Namun kami sangat terkejut ketika memperoleh konfirmasi bahwa memang Anda penulisnya. Dan itu membuat kami kecewa dan sedih. Mengapa demikian? Karena selama ini kami melihat Anda sebagai tokoh nasional dengan wawasan kebangsaan dan intelektual yang mengagumkan. Kami juga memandang Anda sebagai pejabat dan politisi yang memiliki integritas, nasionalis, dan inklusif.

Namun sungguh kami sayangkan Anda ikut berbicara dan memihak dalam polemik nasab (sebuah tema yang pada dasarnya tidak penting dan kontra produktif ).

Prof. Mahfud MD yang terhormat, adalah sepenuhnya hak Anda untuk berpendapat bahwa secara tes DNA, nasab Baalawy (termasuk Prof.Quraish Shihab dan Prof.Alwi Shihab tentunya) tidak tersambung ke Nabi Muhammad.
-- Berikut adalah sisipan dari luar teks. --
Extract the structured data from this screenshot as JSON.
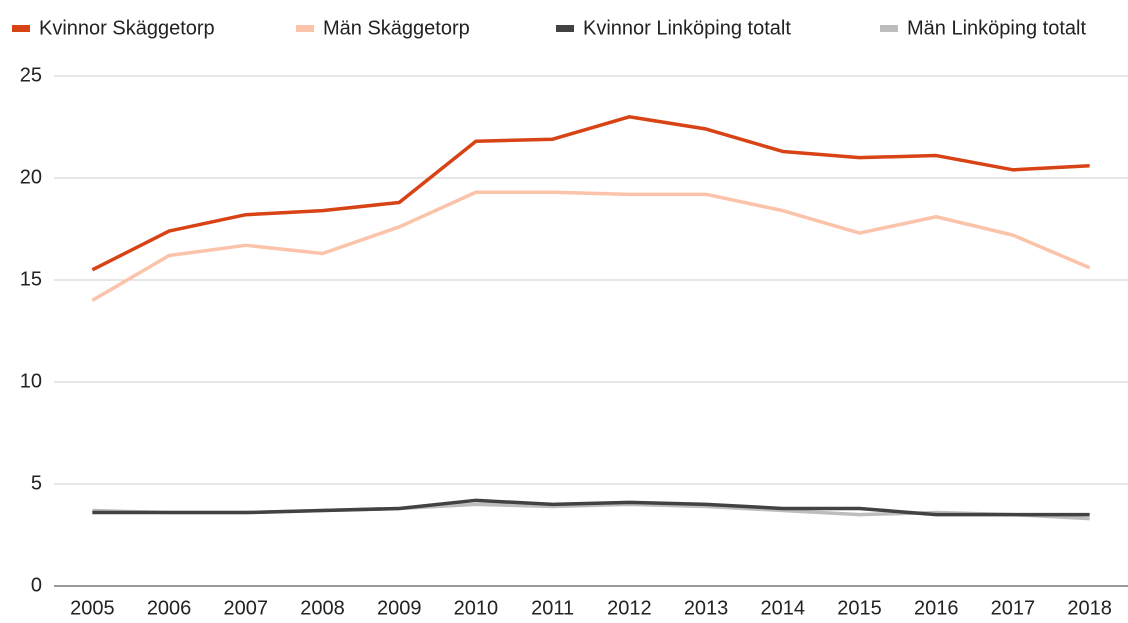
{
  "chart_data": {
    "type": "line",
    "categories": [
      "2005",
      "2006",
      "2007",
      "2008",
      "2009",
      "2010",
      "2011",
      "2012",
      "2013",
      "2014",
      "2015",
      "2016",
      "2017",
      "2018"
    ],
    "series": [
      {
        "name": "Kvinnor Skäggetorp",
        "color": "#d84315",
        "values": [
          15.5,
          17.4,
          18.2,
          18.4,
          18.8,
          21.8,
          21.9,
          23.0,
          22.4,
          21.3,
          21.0,
          21.1,
          20.4,
          20.6
        ]
      },
      {
        "name": "Män Skäggetorp",
        "color": "#fbc3a9",
        "values": [
          14.0,
          16.2,
          16.7,
          16.3,
          17.6,
          19.3,
          19.3,
          19.2,
          19.2,
          18.4,
          17.3,
          18.1,
          17.2,
          15.6
        ]
      },
      {
        "name": "Kvinnor Linköping totalt",
        "color": "#424242",
        "values": [
          3.6,
          3.6,
          3.6,
          3.7,
          3.8,
          4.2,
          4.0,
          4.1,
          4.0,
          3.8,
          3.8,
          3.5,
          3.5,
          3.5
        ]
      },
      {
        "name": "Män Linköping totalt",
        "color": "#bdbdbd",
        "values": [
          3.7,
          3.6,
          3.6,
          3.7,
          3.8,
          4.0,
          3.9,
          4.0,
          3.9,
          3.7,
          3.5,
          3.6,
          3.5,
          3.3
        ]
      }
    ],
    "ylim": [
      0,
      25
    ],
    "yticks": [
      0,
      5,
      10,
      15,
      20,
      25
    ],
    "grid": true,
    "legend": "top"
  }
}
Dan itu sama sekali bukan masalah.

Namun di sini saya melihat ambiguitas Anda (juga Rhoma Irama). Anda mengatakan bahwa nasab siapa pun, nasab Firaun sekalipun, sama saja; tidak ada bedanya dalam kesederajatan manusia.

Jika nasab bukan sesuatu yang penting; jika ketersambungan dan ketidaktersambungan nasab kepada Nabi Muhammad tidak mengubah pandangan dan sikap Anda kepada seseorang atau sekelompok orang (dengan kata lain Anda hanya menilai orang berdasarkan ilmu dan perilakunya; kalau baik Anda dukung, kalau salah Anda tolak), lalu apa perlunya Anda berbicara soal keabsahan nasab dan tes DNA segala?

Mengapa Rhoma Irama begitu bersemangat ingin membuktikan keabsahan dan ketidakabsahan nasab Baalawy? Bukankah beliau berkali-kali mengatakan bahwa nasab Baalawy tersambung ke Nabi Muhammad atau tidak, kita akan tetap bersahabat dan menghormati habaib dalam bingkai ukhuwah Islamiyah? Lalu kalau tidak akan mengubah apa-apa, mengapa beliau begitu menggebu ingin membuktikan, sampai-sampai tega menuduh suku Baalawy takut dites DNA segala?

Jika Anda meyakini bahwa nasab Baaalwy tidak tersambung ke Nabi Muhammad, bukankah itu sudah cukup? Dan bukankah itu sudah bisa membuat Anda mempraktikan sikap Anda, yaitu tetap bersahabat dan menghormati habaib dalam konteks ukhuwah Islamiyah (dan ukhuwah Basariyah tentunya), dan mendukung habaib yang baik serta menolak yang buruk?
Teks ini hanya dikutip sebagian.